Lettre 346, 1673 (Sévigné)

La bibliothèque libre.
Texte établi par Monmerqué, Hachette (3p. 275-277).
◄  345
347  ►

1673

346. — DE MADAME DE SÉVIGNÉ À MADAME DE GRIGNAN.

À Paris, vendredi 17e novembre.

Nous faisons valoir ici le donjon d’Orange[1]. M. de Gordes[2], qui le connoît, craint que cela ne dure plus longtemps qu’on ne pense ; en sorte que si M. de Grignan a bientôt expédié ce siége, il en sera loué ; et s’il a besoin de plus de troupes qu’il n’en a, on ne sera point surpris du retardement, et il ne sera point blâmé. On parle aussi de la dépense, qui ne sera pas médiocre ; et enfin tous vos amis, qui ne sont pas en petit nombre, font parfaitement bien leur devoir, sans qu’il leur en coûte autre chose que de dire la vérité toute pure. Le premier président de la cour des aides[3] étoit au coin de mon feu, quand l’abbé de Grignan arriva de Versailles : je voudrois que vous eussiez pu voir de quelle manière il entre dans tous nos intérêts ; il s’en faut bien qu’il ne soit la dupe de la Grêle[4].

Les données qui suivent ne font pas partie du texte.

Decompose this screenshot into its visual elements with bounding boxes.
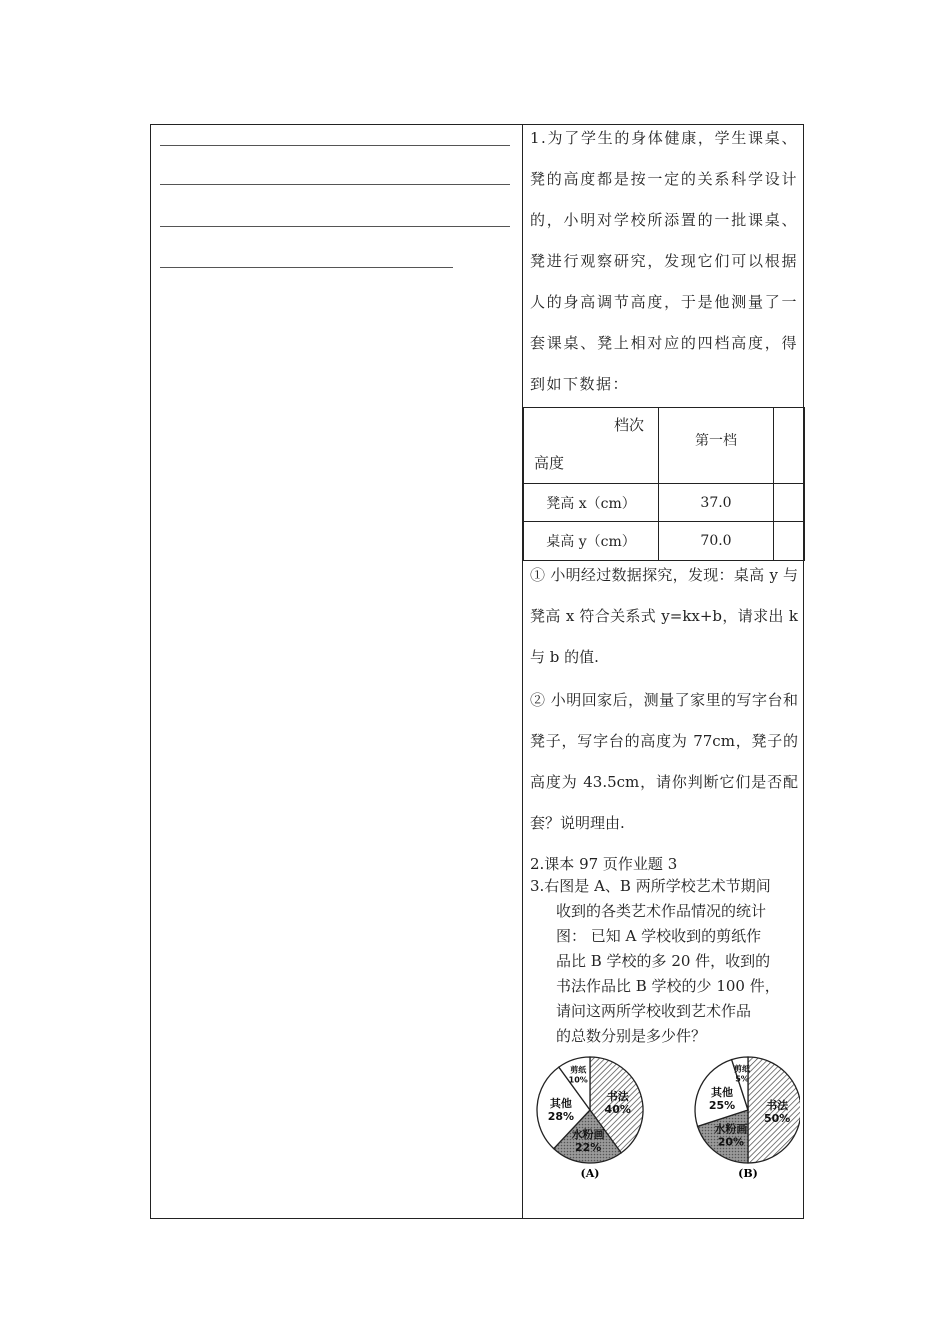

J’ai soupé avec Dangeau chez Mme de Coulanges ; nous parlâmes extrêmement de vous. Il jure que, s’il ne vous eût trouvée à Aix, il eût mené à Grignan la princesse qu’il gouverne[5]. Il avoit parlé de vous dès Modène. Cette princesse est toujours très-mal de la dyssenterie. Les affaires d’Angleterre ne vont pas à souhait ; le parlement ne veut point de cette alliance, et veut désunir l’Angleterre de la France[6] : c’est présentement la grande pétoffe[7] de l’Europe. On parle fort d’une trêve ; si cela est, il ne faudra pas balancer à venir. Votre premier président[8] s’en ira ce carême. Monsieur le Prince et Monsieur le Duc sont revenus, et Gourville en même temps. On vous fait mille amitiés chez Mme de la Fayette ; vous êtes fort aimée et fort estimée dans cette maison ; on y est entré le plus follement du monde dans la vision du saboulage[9] ; nous en avons trouvé de cinq façons différentes : ce fut une conversation digne d’être comparée à celle des petits docteurs.

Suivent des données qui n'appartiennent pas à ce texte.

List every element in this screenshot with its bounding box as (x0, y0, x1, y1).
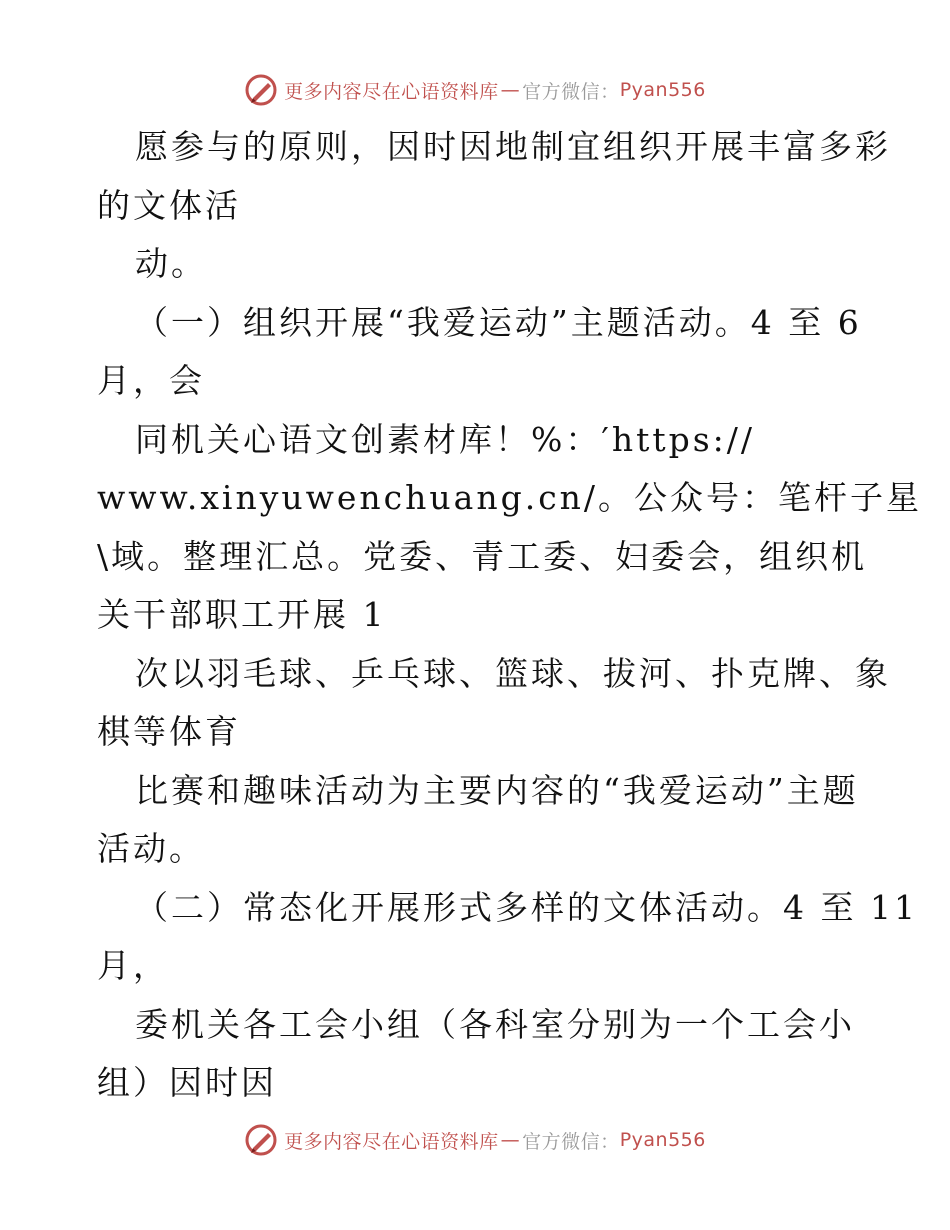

  1. Lettre 346. — 1. Voyez les lettres des 23 et 24 novembre suivants, p. 285 et 288.
  2. 2. François de Simiane, marquis de Gordes, grand sénéchal de Provence.
  3. 3. Nicolas le Camus, qui mourut en 1715 à quatre-vingt-dix ans ; il était frère du lieutenant civil et du cardinal. Voyez tome II, p. 139, note 16.
  4. 4. L’évêque de Marseille. — Perrin, sans traduire le mot, se contente de mettre en note : « chiffre. »
  5. 5. M. de Dangeau, après avoir conclu le mariage de la princesse de Modène avec le duc d’York, fut chargé de la conduire en Angleterre. (Note de Perrin.)
  6. 6. Charles Il fit la paix le 19 février 1674 avec la Hollande ; mais il refusa à son parlement de se déclarer contre la France. (Note de Perrin.)
  7. 7. Terme de la langue d’oc, signifiant « médisance, tracasserie, » sujet de vains propos ; et particulièrement au pluriel (petofias, patofias) « sornettes, entretiens sur des riens ou sur des inutilités. » Voyez le Dictionnaire d’Honnorat, déjà cité plus haut.
  8. 8. Marin. Voyez les lettres précédentes, p. 267 et 273.
  9. 9. Voyez sur cette expression, la lettre du 29 décembre 1675 et la note.